Em certas localidades, o voto perde o seu caráter democrático, transformando-se numa espécie de "moeda de troca". O acesso a "melhoramentos" ou apoios específicos, é frequentemente condicionado pela lealdade política e pela aceitação tácita de sistemas de favorecimento. A inclusão e os privilégios dependem do apoio incondicional aos detentores do poder, enquanto que quem desafia este modelo enfrenta represálias subtis, como ameaças veladas, isolamento social ou negligência administrativa deliberada.

Esta distorção do propósito fundamental da política resulta na sua instrumentalização para fortalecer interesses específicos, em vez de servir o bem coletivo. Estes sistemas sustentam-se em estratégias de dependência institucionalizada, no medo cultivado e na ausência de alternativas reais. Quando um autarca interpreta o seu cargo como uma extensão quase feudal da sua influência sobre o destino da comunidade, instala-se um regime autoritário mascarado pela aparência democrática.

Além disso, muitos destes dirigentes demonstram uma reduzida capacidade para lidar com as exigências da gestão pública contemporânea. O desenvolvimento sustentável, a valorização cultural ou a preservação ambiental raramente entram nas suas prioridades ou são integrados nas aspirações locais. Em vez disso, prevalece a estagnação económica e social, agravada por uma ausência contínua de investimentos estruturais e pela repetição de políticas arcaicas que parecem presas ao passado.

Outro problema recorrente é a má gestão dos recursos públicos. Muitas vezes desprovidos de planeamento estratégico, os investimentos são orientados para resultados eleitorais imediatistas. Assim, privilegia-se a realização de iniciativas visíveis e superficiais – como obras cosméticas – em detrimento de projetos que respondam às necessidades estruturais das comunidades. Tal abordagem não só perpetua os problemas existentes como também condena estas regiões a ciclos contínuos de retrocesso.

Esta desconexão com as comunidades enfraquece o tecido social local e alimenta o pessimismo coletivo. A saturação dos cidadãos face às promessas incumpridas e a desconfiança generalizada nas instituições criam um terreno fértil para a resignação e o conformismo coletivo. O envelhecimento populacional, aliado à baixa literacia cívica e ao isolamento geográfico típico destas regiões, acentua ainda mais este ciclo vicioso, limitando a aplicação de possíveis soluções inovadoras.

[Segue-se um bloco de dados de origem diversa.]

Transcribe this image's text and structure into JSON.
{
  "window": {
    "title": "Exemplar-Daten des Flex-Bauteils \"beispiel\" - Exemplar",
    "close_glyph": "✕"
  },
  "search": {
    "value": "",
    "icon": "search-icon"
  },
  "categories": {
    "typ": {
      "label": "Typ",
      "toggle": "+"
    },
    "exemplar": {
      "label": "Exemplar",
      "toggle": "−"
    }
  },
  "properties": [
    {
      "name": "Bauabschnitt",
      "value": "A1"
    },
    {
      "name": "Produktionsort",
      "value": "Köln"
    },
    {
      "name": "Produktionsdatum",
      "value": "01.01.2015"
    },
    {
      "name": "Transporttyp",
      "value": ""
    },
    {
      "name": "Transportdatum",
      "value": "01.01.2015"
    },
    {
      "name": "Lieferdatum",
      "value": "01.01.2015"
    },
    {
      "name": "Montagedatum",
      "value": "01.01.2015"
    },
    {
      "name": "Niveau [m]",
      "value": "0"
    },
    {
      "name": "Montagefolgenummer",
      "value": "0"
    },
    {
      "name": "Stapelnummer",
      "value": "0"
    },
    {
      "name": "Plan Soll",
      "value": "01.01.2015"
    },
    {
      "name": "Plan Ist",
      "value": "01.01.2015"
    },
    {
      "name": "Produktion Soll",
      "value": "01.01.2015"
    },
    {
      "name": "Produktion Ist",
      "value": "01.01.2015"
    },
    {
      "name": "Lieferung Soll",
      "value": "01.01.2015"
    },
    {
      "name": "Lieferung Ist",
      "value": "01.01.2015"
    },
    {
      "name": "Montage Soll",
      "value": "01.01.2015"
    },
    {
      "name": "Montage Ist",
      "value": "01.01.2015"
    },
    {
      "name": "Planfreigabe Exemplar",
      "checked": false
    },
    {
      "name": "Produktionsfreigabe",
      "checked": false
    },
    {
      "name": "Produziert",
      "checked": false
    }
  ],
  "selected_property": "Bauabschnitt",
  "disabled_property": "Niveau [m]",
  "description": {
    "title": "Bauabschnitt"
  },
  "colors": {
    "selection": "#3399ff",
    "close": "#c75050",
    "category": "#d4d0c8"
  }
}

A passividade – ou até a conivência – dos partidos políticos perante estas práticas contribui para o declínio dos valores democráticos. Quando os interesses partidários e pessoais se sobrepõem às necessidades locais, alimentam-se modelos ultrapassados que condenam as futuras gerações à ausência de alternativas e ao abandono progressivo.

Para superar este cenário, é essencial adotar um compromisso verdadeiramente transformador. É imperativo investir na formação técnica e cívica dos dirigentes autárquicos, reforçar os mecanismos institucionais que previnam abusos de poder e revitalizar o papel dos órgãos de comunicação social e das associações locais enquanto agentes promotores da fiscalização pública. Desta forma, será possível fomentar um espaço onde a pluralidade de vozes seja respeitada e onde cada cidadão se sinta representado com justiça e dignidade.

Nenhuma comunidade deve estar sujeita à arbitrariedade daqueles que confundem serviço público com um direito absoluto sobre os destinos coletivos. É crucial resgatar o significado da cidadania ativa e devolver à política o seu propósito primordial: servir os cidadãos com responsabilidade, sem exclusões, promovendo um futuro comunitário baseado na integridade e na partilha.